Esta discordancia entre sumisión y resistencia al mandato adquiere todo su espesor cuando es leída a la luz de la fascinante primera parte del libro de Boyd Rioux, que narra la propia vida de Louisa May Alcott, y muestra cómo esa vida es el negativo de la novela. Lo que Alcott más deseaba era “un pedazo de pan en un pequeño altillo, la libertad y una pluma” (p. 26); lo que le tocó fue una juventud marcada por la pobreza, el rigorismo religioso, el desentendimiento entre sus padres, la probable anorexia que se llevó a la hermana -modelo para Beth-, las expectativas frustradas de las otras dos hermanas. Boyd Rioux narra vívidamente esa educación a los golpes, y ese relato resignifica nuestra percepción (adulta) de Mujercitas, reforzada por la precisa reproducción de fotos de los miembros de la familia Alcott. La ausencia del doctor March, enviado a la guerra, construido como héroe, se carga de vertiginoso sentido cuando se la lee desde la vida del lunar Bronson Alcott, el padre inestable, amigo de Emerson y de Thoreau, fundador de una fracasada comunidad utópica, Fruitlands, donde obligaba a las hijas a alimentarse solo con verdura y fruta, y a usar vestidos de lino en el polar invierno de Massachussets por la veneración a los animales y la aberración al algodón de la esclavitud. La descalificación del padre por sus métodos de enseñanza novedosos y por haber incorporado al colegio a un niño negro, las treinta mudanzas de la familia antes de los veinticinco años de Louisa, la dependencia de la ayuda ajena que las humillaba, el sufrimiento de la madre: esas son algunas de las escenas que aparecen transfiguradas en la serie novelesca de Little Women y -antes- en las historias gore, sensacionalistas y sangrientas, que la joven Alcott publicaba con seudónimo en revistas populares, en las que retrataba al matrimonio como una prisión para la mujer.(4) Desde Plumfield, la idílica y exitosa escuela que fundan Jo y su marido el profesor Bhaer, contracara de Fruitlands, hasta la generosa filantropía del señor Lawrence, pasando por la omisión de la figura paterna, idealizada a ultranza pero borrada del mundo tangible de las hermanas March: las referencias biográficas sublimadas también parecen estar en el origen de la disonancia ideológica, al tiempo que funcionan como fábula sobre la capacidad sanadora, o compensatoria, de la escritura.

Los puntos de resistencia de la trama no pasaron desapercibidos para sus primeros lectores, quienes buscaron corregir o reorientar aquellas escenas que les resultaban insatisfactorias.
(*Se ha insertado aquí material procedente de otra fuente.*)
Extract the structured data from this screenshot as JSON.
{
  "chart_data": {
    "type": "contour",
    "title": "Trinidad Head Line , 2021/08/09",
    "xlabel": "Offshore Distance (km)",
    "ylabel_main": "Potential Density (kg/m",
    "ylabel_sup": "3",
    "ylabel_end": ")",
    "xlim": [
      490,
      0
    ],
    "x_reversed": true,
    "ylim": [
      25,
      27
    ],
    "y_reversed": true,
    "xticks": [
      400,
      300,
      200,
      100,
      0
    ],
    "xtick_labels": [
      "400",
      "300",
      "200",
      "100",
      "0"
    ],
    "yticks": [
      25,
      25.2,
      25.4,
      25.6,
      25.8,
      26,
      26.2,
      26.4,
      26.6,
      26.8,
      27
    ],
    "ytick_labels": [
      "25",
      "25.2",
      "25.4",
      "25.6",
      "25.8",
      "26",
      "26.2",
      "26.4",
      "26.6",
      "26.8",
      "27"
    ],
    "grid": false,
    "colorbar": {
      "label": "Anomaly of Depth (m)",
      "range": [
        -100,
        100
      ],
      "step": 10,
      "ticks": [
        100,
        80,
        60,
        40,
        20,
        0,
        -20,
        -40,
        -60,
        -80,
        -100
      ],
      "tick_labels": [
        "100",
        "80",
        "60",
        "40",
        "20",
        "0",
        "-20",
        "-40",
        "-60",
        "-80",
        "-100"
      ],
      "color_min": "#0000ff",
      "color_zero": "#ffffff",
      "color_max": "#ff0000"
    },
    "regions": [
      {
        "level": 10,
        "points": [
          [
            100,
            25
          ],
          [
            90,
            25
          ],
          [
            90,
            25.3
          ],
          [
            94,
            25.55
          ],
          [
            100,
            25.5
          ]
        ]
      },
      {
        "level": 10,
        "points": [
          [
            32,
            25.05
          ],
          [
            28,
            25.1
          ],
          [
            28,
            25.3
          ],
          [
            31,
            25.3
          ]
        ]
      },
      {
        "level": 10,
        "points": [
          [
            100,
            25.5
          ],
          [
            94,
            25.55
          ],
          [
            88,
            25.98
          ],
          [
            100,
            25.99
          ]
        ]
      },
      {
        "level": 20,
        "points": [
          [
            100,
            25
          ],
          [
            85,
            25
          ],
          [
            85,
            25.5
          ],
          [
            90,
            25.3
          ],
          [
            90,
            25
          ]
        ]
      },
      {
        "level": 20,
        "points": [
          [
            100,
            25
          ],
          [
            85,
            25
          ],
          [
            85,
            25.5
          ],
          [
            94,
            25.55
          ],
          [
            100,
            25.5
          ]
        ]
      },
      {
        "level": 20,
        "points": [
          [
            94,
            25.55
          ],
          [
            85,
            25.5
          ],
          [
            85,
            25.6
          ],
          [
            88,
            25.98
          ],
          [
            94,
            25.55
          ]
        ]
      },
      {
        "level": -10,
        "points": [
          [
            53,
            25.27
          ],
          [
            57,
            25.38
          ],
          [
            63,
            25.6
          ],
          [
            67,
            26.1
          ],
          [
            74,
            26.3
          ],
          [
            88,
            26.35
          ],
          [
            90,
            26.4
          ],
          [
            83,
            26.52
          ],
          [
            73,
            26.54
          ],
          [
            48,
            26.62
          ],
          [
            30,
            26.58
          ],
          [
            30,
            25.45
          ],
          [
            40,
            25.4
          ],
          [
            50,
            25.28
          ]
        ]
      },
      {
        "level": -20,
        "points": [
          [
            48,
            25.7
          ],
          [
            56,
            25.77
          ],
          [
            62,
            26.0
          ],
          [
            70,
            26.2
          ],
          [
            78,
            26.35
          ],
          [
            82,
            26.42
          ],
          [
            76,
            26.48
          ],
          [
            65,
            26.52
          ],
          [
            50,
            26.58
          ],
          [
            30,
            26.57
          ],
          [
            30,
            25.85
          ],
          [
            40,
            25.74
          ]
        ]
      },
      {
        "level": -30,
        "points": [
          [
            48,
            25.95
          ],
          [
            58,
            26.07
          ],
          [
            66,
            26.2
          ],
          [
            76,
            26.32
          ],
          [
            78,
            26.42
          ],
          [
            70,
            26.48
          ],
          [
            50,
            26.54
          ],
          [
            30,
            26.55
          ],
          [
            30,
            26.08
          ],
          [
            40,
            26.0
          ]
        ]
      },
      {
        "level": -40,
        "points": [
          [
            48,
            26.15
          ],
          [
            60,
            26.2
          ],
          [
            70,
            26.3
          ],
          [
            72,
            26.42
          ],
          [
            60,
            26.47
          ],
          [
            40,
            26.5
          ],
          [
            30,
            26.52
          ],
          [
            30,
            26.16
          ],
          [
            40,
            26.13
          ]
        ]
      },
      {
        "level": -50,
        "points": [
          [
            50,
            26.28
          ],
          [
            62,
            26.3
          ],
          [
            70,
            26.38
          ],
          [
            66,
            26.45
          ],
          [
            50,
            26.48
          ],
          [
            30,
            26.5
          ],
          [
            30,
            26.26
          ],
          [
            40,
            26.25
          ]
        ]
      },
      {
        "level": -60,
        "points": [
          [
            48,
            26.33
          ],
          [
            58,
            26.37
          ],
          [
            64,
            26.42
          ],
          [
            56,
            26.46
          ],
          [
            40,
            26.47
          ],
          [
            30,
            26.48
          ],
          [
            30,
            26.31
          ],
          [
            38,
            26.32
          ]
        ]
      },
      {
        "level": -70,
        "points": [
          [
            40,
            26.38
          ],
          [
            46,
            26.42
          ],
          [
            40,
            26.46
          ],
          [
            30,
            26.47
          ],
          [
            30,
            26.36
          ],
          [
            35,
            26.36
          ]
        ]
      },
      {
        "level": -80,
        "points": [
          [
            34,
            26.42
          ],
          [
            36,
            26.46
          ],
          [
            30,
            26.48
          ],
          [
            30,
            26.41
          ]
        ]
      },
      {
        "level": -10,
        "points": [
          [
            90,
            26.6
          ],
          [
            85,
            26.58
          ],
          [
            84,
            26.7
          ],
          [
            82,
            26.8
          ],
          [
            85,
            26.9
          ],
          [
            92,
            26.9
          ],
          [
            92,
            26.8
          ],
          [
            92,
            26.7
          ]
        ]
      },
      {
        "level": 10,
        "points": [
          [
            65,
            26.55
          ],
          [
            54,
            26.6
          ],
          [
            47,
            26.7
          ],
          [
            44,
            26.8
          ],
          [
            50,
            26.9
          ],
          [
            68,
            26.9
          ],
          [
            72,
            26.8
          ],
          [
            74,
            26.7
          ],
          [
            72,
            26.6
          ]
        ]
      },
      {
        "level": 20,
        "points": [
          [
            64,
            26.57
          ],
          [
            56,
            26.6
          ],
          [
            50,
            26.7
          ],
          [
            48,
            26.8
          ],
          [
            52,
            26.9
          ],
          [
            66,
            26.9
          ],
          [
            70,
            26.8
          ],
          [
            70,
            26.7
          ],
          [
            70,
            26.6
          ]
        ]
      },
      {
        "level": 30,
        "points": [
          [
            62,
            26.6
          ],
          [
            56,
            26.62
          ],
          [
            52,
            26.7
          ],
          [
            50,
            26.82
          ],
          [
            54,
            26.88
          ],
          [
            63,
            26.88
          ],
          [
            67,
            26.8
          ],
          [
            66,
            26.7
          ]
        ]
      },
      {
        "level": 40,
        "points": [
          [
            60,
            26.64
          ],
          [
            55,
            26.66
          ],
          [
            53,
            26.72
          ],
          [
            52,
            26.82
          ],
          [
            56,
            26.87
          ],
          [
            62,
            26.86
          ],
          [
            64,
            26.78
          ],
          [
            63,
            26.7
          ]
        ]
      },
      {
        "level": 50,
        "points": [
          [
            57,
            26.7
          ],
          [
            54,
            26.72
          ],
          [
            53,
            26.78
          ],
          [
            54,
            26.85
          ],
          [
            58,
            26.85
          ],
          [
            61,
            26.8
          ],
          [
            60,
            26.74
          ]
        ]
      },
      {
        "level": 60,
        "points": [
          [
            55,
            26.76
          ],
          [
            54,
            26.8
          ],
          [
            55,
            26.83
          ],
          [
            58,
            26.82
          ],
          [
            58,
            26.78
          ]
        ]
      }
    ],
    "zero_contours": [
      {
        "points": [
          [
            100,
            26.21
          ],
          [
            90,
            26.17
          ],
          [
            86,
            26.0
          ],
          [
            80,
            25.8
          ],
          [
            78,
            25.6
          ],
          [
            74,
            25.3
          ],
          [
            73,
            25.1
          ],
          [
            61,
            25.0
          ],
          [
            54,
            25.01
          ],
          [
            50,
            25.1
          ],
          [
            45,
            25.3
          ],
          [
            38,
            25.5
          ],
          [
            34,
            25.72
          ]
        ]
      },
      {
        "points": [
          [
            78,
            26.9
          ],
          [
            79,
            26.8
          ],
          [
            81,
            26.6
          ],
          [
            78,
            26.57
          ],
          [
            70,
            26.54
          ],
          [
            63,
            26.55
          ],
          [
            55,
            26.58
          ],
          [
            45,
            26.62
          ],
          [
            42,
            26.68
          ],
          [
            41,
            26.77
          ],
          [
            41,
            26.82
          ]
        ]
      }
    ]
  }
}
Alcott no quería que Jo se casara, quería que fuera, como ella, una escritora célibe, en un gesto -cabe señalarlo- no distinto del que observa Said en escritores varones que estaban produciendo para la misma época, como Balzac o Flaubert.(5) Sin embargo, la presión del sistema, las infinitas cartas de lectores entre la primera y la segunda parte, los pedidos de su editor y el propio carácter conservador que pueden llegar a tener ciertos aparatos editoriales, impusieron una dinámica comercial que Alcott aceptó a regañadientes, y que impuso títulos como Good Wives, or Little Women Wedded, con el que se conoce la segunda parte. Notemos por nuestro lado que la recepción editorial argentina siguió la misma tendencia con títulos como Señoritas y Las Mujercitas se casan, con las inolvidables ilustraciones de Pablo Pereyra y de Ely Cuschie para la colección Robin Hood de editorial Acme, más afines a un fabuloso fotograma de “Lo que el viento se llevó” que a la ambigua prédica de austeridad trascendentalista de Alcott. (6) La recepción francesa fue aun más normativa y tradujo el primer libro como Les quatre filles du Docteur March (Hetzel, 1880) y el segundo como Le Docteur March marie ses filles (Hachette, 1951), reponiendo en el título la presencia del patriarca que Alcott quitaba de la novela. Del estimulante trabajo de Anne Boyd Rioux se deduce que el legado de Mujercitas, en todos sus niveles (ideológico, autoral, editorial), es en realidad un conjunto de tensiones y de problemas perfectamente reactivo para el actual laboratorio de ideas.

1 Dorrit Cohn, “Discordant Narration”, Style, vol. 34, nº 2, 2000, pp. 307-316.

2Susan Gilbert y Sandra Gubar, The Madwoman in the Attic. The Woman Writer and the Nineteenth-Century Literary Imagination, New Haven (CO),Yale University Press, p. 483.

3“Por un momento pareció que Jo iba a consentir […] Estaba cansada de ansiedades y encierro […] Sus ojos brillaron al dirigirse hacia la ventana, pero se clavaron en la vieja casa opuesta y movió la cabeza con triste decisión. “Si fuera un chico nos escaparíamos juntos y correríamos una aventura deliciosa; pero siendo una infeliz chica, debo ser prudente, portarme bien y permanecer en casa.”

4Para un preciso análisis de este aspecto de la obra de Alcott, véase Pascale Voilley, Louisa May Alcott, París, Belin, 2001, “L’œuvre au noir”, pp. 47-74.

5Edward W. Said, The World, the Text and the Critic, Cambridge [MA], Harvard University Press, 1983, pp. 16-20.

6Sobre Pablo Alejandro Pereyra y la colección Robin Hood, véase el estudio de Carlos Abraham, La editorial Acme. El sabor de la aventura, Buenos Aires, Tren en movimiento, pp. 90-93 y 95-137.